Telstra's earnings per share (EPS) could grow by double-digits in the next few years, which would be helpful for maintaining and growing the passive income further.
CommSec numbers suggest that by FY24, the telco could be paying an annual dividend per share of 18 cents, which equates to a grossed-up dividend yield of 6.7%.
Pacific Current Group Ltd (ASX: PAC)
Pacific Current has investment stakes in 16 asset managers around the world. The ASX dividend share helps them grow with strategic resources such as "capital, institutional distribution capabilities, and operational expertise".
It shares in the success of its managers – growth of funds under management (FUM) and management fees can help increase Pacific Current's earnings. In FY22 the business saw the underlying FUM grow by 19% to $169 billion.
Despite the asset market volatility, this ASX dividend share grew its annual dividend by 6% to 38 cents per share. That translates into a current grossed-up dividend yield of 6.7%. It has grown its dividend each year since 2017.

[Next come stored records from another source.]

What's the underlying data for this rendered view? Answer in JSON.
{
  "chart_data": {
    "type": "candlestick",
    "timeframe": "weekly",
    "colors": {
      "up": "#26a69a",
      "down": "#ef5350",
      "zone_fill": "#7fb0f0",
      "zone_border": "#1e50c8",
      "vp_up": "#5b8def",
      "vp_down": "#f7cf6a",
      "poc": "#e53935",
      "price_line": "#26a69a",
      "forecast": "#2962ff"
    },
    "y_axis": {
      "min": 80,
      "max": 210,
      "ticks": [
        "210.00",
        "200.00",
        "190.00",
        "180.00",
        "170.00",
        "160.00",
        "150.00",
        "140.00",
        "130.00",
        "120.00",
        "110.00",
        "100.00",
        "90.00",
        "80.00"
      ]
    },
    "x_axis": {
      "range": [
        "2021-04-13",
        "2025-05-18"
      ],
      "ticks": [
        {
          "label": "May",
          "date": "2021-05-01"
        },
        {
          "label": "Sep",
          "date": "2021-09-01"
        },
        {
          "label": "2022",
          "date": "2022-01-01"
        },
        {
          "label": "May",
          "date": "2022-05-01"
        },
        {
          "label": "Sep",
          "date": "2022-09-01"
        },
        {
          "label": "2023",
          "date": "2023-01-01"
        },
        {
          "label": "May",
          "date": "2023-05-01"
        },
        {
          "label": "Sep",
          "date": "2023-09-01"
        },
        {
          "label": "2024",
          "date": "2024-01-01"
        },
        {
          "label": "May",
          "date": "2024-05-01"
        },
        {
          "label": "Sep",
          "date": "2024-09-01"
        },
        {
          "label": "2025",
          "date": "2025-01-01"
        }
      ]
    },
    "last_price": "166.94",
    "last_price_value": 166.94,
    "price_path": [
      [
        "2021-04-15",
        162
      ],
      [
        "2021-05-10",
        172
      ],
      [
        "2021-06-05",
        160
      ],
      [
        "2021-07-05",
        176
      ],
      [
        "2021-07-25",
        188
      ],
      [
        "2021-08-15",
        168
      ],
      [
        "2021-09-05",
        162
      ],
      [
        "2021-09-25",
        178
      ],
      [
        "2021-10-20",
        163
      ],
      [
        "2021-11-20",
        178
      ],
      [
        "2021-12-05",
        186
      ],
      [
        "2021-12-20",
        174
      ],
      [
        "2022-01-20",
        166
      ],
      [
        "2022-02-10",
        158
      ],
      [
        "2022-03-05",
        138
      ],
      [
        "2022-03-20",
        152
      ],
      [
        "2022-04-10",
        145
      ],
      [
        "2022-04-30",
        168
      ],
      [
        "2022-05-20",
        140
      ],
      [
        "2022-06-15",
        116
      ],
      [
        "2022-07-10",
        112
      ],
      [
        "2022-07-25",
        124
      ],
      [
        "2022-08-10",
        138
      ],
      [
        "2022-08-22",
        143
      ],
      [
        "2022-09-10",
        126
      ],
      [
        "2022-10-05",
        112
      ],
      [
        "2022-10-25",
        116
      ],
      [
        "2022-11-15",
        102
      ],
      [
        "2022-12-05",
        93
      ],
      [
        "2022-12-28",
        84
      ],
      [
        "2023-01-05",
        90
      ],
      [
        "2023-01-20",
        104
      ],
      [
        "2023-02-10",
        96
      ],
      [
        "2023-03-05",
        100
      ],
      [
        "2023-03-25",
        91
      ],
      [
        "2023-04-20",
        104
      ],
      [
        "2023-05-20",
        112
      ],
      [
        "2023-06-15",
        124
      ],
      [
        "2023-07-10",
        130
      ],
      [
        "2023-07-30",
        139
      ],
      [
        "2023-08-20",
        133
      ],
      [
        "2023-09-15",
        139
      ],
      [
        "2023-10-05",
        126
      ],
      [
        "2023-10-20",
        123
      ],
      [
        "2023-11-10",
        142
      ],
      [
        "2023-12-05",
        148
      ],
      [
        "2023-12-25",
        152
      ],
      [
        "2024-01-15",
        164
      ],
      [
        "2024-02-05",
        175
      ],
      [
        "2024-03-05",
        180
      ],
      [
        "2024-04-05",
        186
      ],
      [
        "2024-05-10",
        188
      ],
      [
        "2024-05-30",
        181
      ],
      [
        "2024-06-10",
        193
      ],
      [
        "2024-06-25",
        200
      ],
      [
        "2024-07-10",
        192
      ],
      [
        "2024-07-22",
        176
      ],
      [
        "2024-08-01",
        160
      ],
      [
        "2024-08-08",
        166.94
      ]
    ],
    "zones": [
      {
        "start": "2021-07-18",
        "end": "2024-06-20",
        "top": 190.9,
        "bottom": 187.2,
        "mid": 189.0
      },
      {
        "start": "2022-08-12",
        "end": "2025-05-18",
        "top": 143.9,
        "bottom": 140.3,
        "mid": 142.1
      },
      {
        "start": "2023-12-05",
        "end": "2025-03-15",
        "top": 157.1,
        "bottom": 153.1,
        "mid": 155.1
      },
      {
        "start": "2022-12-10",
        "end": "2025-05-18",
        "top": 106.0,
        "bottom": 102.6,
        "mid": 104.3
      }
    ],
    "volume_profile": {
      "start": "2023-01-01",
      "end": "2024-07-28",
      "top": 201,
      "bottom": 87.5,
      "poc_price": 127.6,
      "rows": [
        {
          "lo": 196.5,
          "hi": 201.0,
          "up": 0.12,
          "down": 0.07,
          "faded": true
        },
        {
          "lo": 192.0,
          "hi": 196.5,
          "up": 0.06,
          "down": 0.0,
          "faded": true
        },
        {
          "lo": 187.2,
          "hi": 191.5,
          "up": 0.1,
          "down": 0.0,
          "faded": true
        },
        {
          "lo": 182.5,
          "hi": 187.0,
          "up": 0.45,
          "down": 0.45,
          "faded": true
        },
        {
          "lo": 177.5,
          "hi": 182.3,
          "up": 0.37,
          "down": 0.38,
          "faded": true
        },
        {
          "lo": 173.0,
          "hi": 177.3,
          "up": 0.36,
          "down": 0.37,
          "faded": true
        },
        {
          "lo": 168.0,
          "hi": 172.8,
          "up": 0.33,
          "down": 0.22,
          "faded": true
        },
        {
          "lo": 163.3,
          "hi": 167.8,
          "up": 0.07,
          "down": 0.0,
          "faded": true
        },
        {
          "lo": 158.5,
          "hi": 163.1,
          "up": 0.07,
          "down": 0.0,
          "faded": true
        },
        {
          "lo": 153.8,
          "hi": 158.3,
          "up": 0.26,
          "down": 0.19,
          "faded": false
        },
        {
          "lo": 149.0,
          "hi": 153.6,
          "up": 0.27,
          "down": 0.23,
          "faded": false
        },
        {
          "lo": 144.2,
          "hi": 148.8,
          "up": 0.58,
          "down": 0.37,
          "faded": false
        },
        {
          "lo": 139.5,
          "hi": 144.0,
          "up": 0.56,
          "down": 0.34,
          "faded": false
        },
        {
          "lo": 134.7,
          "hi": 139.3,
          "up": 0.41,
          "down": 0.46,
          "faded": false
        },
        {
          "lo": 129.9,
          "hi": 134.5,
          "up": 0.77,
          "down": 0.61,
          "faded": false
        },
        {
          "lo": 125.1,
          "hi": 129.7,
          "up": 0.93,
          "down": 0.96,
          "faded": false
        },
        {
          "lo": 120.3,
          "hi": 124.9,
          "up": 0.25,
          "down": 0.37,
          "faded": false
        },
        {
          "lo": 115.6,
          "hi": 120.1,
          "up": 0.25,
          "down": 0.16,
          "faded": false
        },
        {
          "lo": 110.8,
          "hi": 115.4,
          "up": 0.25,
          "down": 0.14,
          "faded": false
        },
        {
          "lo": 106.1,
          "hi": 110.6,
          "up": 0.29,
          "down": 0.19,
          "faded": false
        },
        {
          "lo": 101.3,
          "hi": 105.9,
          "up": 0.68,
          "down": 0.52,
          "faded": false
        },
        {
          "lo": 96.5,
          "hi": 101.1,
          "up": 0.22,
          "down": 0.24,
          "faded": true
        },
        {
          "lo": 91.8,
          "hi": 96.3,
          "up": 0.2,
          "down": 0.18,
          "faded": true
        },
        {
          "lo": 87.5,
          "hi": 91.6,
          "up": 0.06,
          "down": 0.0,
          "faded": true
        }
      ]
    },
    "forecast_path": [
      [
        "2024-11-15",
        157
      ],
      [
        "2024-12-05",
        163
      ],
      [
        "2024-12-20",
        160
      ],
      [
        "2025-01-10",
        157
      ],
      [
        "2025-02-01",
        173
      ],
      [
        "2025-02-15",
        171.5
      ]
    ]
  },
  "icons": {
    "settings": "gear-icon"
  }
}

In the first three months of FY23, aggregate FUM grew 1.1% in Australian dollar terms. The business is expecting "strong growth" in FY23 and beyond as it recognises a full year of earnings from managers GQG Partners Inc (ASX: GQG) and Banner Oak, as well as other factors. This could boost passive income to shareholders.
CommSec numbers suggest that by FY24, it could be paying a grossed-up dividend yield of 8%.
Wesfarmers Ltd (ASX: WES)
Wesfarmers is one of the leading ASX blue chip shares, in my opinion. It has a diverse and growing portfolio of businesses including Bunnings, Kmart, Officeworks, chemicals, energy and fertilisers (WesCEF), and more.
I like that the business can, and does, make acquisitions to diversify its earnings profile. It recently bought the Priceline business, which started a new healthcare division of Wesfarmers.
The business is also working on a new lithium project at Mt Holland. This could unlock an impressive earnings stream thanks to the high lithium prices we're currently seeing.
Wesfarmers usually pays out a healthy passive income each year, which is growing over time.
According to CommSec, it could pay an annual dividend of $1.94 per share in FY24. This would translate into a grossed-up dividend yield of 6%.